Take a closer look what that cat drags in. play-services-oss-licenses
depends on at least one more Google library which itself is not free, and (to my knowledge) again depends on GMS being available on the device. To not only complain about problems, but offering possible solutions, here's the link to my usual snippet which might help you picking a really free license dialog. Remember: when Google says "free" it means "beer".
Besides, that AntiFeature gets triggered here automatically whenever com.google.android.gms.*
is detected (well, not really *
– but you get the idea).
The "Check if it's there" section simply takes the packageId and adds it to the Google baseUrl – so I'm afraid there's no accomodation (it would go wild if I start implementing special per-app rules for that, I'd rather remove it entirely instead).
Concerning Fastlane: Do you want a "starter kit"? I could offer you what's set up for my repo currently (short_description de/en, full_description en). Either as PR, or attaching a ZIP/TAR.

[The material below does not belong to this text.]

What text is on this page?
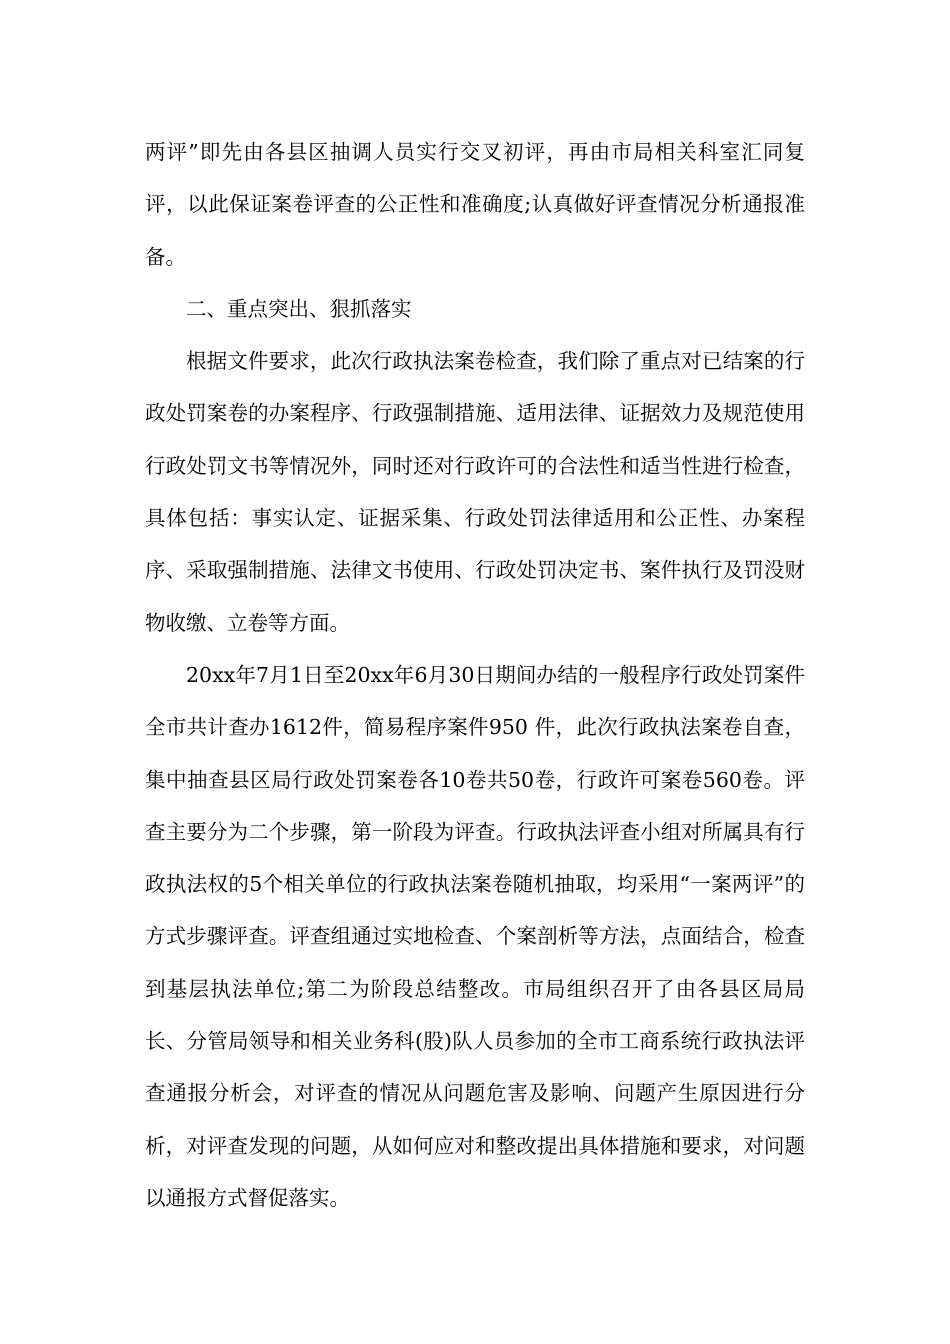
两评”即先由各县区抽调人员实行交叉初评，再由市局相关科室汇同复评，以此保证案卷评查的公正性和准确度;认真做好评查情况分析通报准备。

二、重点突出、狠抓落实

根据文件要求，此次行政执法案卷检查，我们除了重点对已结案的行政处罚案卷的办案程序、行政强制措施、适用法律、证据效力及规范使用行政处罚文书等情况外，同时还对行政许可的合法性和适当性进行检查，具体包括：事实认定、证据采集、行政处罚法律适用和公正性、办案程序、采取强制措施、法律文书使用、行政处罚决定书、案件执行及罚没财物收缴、立卷等方面。

20xx年7月1日至20xx年6月30日期间办结的一般程序行政处罚案件全市共计查办1612件，简易程序案件950 件，此次行政执法案卷自查，集中抽查县区局行政处罚案卷各10卷共50卷，行政许可案卷560卷。评查主要分为二个步骤，第一阶段为评查。行政执法评查小组对所属具有行政执法权的5个相关单位的行政执法案卷随机抽取，均采用“一案两评”的方式步骤评查。评查组通过实地检查、个案剖析等方法，点面结合，检查到基层执法单位;第二为阶段总结整改。市局组织召开了由各县区局局长、分管局领导和相关业务科(股)队人员参加的全市工商系统行政执法评查通报分析会，对评查的情况从问题危害及影响、问题产生原因进行分析，对评查发现的问题，从如何应对和整改提出具体措施和要求，对问题以通报方式督促落实。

PS: As you probably live next door to me (at least in the same city): I just (potentially) finished localizing the site, the repo WebIf is now also available in German – based on what your browser propagates.
@mh- @IzzySoft
That can be Google Mobile Services, and you need root access so that the app can read their database, or microG (which I never tested myself),
This microG pull request may soon become relevant to that.
With the MicroG version of the Corona app available on F-Droid, I push this issue again (though, see other issue, MicroG is yet not working).
Any news here? What is blocking you from an F-Droid release?
@rugk
Feel free to help them and create an rep. solution. It's open source
@skyerjoe a forked version where people have "helped to create a solution" is already in F-Droid. The point here is what's preventing an official version from being in F-Droid, and for that to happen there mainly has to be a will by the people behind the official application, not just some "help".
@LuccoJ I'm afraid you are confusing projects here. This is the repository for the Corona Warn Companion App, not the CWA/CCTG. :blush:
Oh, duh. I apologize.
I have no objection against publishing on F-Droid, it's just not easy to do, see https://github.com/mh-/corona-warn-companion-android/issues/67#issuecomment-713219013
@mh- there are alternatives to that library which should not be too hard to replace (many other projects already did so). Behind the link you find 5 examples to choose from, all of them would fit with your app's license (they all have "laxer licenses" and thus can be used within GPLv3 projects: one is MIT and four are Apache-2.0). Take your pick :smiley:
@mh- as an workaround how about an hash value which could be easily verified with an hashing tool app like hash Droid
I cannot connect the dots here... hash value of which data?
And what should the hash value achieve (or "work around")? You cannot white-list a closed source library by providing a hash value, if you meant that @skyerjoe.
@IzzySoft
It's an option for proofing that the file comes from here and isn't altered, not the best but some I mean that the downloaded builded apk is the same as from the github rep.
But may u would like to achieve sth. Else so then I was off the track
But may u would like to achieve sth. Else so then I was off the track
Yupp. See topic :wink: This is about bringing the app to F-Droid – and F-Droid needs to build from source while not accepting proprietary elements. Hashes don't help with that.